Last week, Greg at N Judah Chronicles told me about a bookstore in the Sunset that had some old Richmond Banner newspapers for sale. I picked up a few of them and look forward to sharing some of the stories with you in future posts.
I confess I don’t know much about the Richmond Banner other than what I glean from its inside page. The paper was started in 1893; I have issues dating up to 1931. It was published every Friday out of its offices at 320 6th Avenue, and the subscription price was $1 per year.
Here’s what the Richmond Banner “editorially stood for” in its January 2, 1931 issue:
– Removal of cemeteries that separate the district from the rest of San Francisco
– Completion of the automatic traffic control system on Geary onhealthy cheap prevacid online street
– A street car line on Balboa street
– A senior high in the district
– Better street lighting for Fulton and other district streets
– Better transportation to the Sunset district
– Placing of wires underground on Geary street
– Consruction of a fireproof grammar school south of Geary street between Seventeenth and Thirty-seventh avenues
– Construction of a branch library in the western part of the Park Presidio district
– Preservation of China Cove for the public and the renaming of it to either “Phelan Beach” or “James D. Phelan Park”
– Erection of the proposed Golden Gate Bridge
– Cutting of Clement street through to the beach
Many of the items on the list did come to fruition. George Washington High School, still the only high school in the district, opened in 1936. And all of the cemeteries were eventually relocated outside of San Francisco.
Though I learned recently from the book San Francisco’s Richmond District that while the markers and headstones were removed from City Cemetery, many bodies were left where they lay. So the next time you’re out golfing at Lincoln along Land’s End, be sure to pay your respects. 😉
If you know more history about the Richmond Banner newspaper, please leave it in a comment. Thanks!
Sarah B.
You are right on, according to a archeologist there are around 9,000 bodies still under the golf course! I just wonder if they found anything recently as they are redoing the part of Lincoln Park adjacent to Clement (near the playground)…
There are also quite a few bodies still buried behind the public service hospital off 15th avenue in the presidio. It was the pauper’s cemetary for the building which used to be the Merchant Marine Hospital. The army paved over the cemetary and put a tennis court over it!
Laurel Village was also a cemetary. They dug up those bodies and moved them to a group grave in Colma and used the headstones to make the wave organ at Chrissy Field.
Sarah, the Richmond Banner newspaper was published by Walter T. Lyon up until the 1930s when my grandfather, Sinclair G. Trimble took it over. He published it until his death in 1964. My grandmother Frances Trimble (née Castelhun) continued it until the late 1970s or early 1980s.
Sinclair Trimble had a regular column entitled “Looking at it From Here” and Frances had a column called “The Northwest Corner”, compilations of which I still hope to republish someday.
Sinclair’s oldest son Paul Trimble (my uncle) is retired from the San Francisco Chronicle. Sinclair’s father Robert Sinclair Trimble (1854-1938) worked for the San Francisco Examiner. Sinclair’s grandfather and my great-great-grandfather, William Trimble (1802-1888), started The Impartial Reporter newspaper in Enniskillen, Northern Ireland, which still exists today and is managed by my distant third cousins.
I inherited hundreds of old issues of the Richmond Banner that I sorted and donated to Sutro Library back in the 1990s. They microfilmed them all and should still have that collection at their Winston Drive location. I kept a few duplicate issues.

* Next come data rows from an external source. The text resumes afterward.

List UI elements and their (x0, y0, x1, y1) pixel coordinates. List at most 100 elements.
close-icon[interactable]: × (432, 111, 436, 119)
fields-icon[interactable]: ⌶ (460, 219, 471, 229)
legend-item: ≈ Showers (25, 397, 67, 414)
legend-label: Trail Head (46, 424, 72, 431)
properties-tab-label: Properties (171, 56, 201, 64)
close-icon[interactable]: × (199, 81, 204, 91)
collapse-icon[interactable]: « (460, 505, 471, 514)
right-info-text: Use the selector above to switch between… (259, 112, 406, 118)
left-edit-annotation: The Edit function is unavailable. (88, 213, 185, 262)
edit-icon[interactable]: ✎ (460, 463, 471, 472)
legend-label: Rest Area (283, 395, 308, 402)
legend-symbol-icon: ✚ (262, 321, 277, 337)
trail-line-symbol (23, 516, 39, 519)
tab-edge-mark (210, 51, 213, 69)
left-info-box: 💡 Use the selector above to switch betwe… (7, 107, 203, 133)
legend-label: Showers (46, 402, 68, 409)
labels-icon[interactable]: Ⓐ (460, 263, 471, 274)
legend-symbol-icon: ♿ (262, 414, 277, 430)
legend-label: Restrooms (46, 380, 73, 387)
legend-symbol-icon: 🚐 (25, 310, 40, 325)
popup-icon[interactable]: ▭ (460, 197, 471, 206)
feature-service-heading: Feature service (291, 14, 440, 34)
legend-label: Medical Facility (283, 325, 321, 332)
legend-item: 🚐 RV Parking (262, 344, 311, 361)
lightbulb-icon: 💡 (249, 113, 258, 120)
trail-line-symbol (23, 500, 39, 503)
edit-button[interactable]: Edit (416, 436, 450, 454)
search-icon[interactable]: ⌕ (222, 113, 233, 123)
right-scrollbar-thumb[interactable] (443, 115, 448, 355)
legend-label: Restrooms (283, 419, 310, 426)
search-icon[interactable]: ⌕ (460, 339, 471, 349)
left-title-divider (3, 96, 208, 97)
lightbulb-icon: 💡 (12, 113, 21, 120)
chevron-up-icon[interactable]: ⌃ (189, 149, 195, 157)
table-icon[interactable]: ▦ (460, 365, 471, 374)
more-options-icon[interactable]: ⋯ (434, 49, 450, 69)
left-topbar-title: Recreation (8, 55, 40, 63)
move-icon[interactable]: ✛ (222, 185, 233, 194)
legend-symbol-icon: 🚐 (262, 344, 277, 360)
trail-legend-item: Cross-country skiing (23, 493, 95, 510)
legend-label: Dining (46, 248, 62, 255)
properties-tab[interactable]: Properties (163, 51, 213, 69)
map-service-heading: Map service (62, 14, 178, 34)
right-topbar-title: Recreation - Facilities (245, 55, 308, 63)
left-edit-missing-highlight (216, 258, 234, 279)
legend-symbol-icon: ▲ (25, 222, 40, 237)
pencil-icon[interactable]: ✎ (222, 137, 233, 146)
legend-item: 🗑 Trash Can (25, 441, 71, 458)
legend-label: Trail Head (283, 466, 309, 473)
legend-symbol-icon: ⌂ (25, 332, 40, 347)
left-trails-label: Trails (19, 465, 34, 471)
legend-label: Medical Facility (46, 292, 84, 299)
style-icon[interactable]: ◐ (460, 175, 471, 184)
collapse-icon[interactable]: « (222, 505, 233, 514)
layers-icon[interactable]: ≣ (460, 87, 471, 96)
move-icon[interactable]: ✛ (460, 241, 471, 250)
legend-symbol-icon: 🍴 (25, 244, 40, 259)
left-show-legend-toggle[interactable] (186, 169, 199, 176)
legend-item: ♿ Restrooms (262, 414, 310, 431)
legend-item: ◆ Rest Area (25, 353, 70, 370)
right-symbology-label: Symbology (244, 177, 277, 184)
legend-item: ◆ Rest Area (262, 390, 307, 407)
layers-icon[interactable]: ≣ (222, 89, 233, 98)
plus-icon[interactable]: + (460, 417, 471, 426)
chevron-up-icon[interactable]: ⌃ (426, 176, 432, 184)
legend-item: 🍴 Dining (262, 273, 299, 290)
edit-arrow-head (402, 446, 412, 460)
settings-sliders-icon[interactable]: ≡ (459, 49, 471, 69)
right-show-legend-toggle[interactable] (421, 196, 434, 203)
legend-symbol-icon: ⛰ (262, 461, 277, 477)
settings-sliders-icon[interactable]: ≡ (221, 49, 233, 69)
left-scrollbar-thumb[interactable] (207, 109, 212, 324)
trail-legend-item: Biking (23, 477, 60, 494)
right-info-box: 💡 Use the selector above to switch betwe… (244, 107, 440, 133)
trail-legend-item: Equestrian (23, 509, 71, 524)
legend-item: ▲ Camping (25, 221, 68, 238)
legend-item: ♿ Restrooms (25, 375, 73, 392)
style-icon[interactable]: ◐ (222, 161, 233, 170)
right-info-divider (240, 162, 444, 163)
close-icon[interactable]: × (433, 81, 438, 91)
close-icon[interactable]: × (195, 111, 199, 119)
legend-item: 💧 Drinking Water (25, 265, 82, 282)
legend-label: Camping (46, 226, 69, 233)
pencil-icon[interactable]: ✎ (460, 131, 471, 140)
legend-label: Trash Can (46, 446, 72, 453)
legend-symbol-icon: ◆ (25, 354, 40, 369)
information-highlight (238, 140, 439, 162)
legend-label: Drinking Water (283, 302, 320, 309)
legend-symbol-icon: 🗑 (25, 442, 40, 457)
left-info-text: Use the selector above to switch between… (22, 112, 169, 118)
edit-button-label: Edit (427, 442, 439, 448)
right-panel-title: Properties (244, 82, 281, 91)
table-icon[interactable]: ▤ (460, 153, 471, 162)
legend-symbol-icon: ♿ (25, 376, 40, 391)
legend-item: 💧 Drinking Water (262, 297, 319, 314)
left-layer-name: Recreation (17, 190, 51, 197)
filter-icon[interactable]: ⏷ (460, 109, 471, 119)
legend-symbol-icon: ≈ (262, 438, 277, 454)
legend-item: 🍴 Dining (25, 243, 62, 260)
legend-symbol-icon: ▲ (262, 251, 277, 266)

Also, you’re right about that address of 320 6th Avenue, but that was early on. For the majority of its time, the paper was printed at 275 6th Avenue. That building later became a post office and then bought again by someone else and turned into a small office building. I work in the film industry and, when we filmed “Sweet November” on Clement Street in Summer 2000, we rented the building for the day to hold and feed the background extras and crew.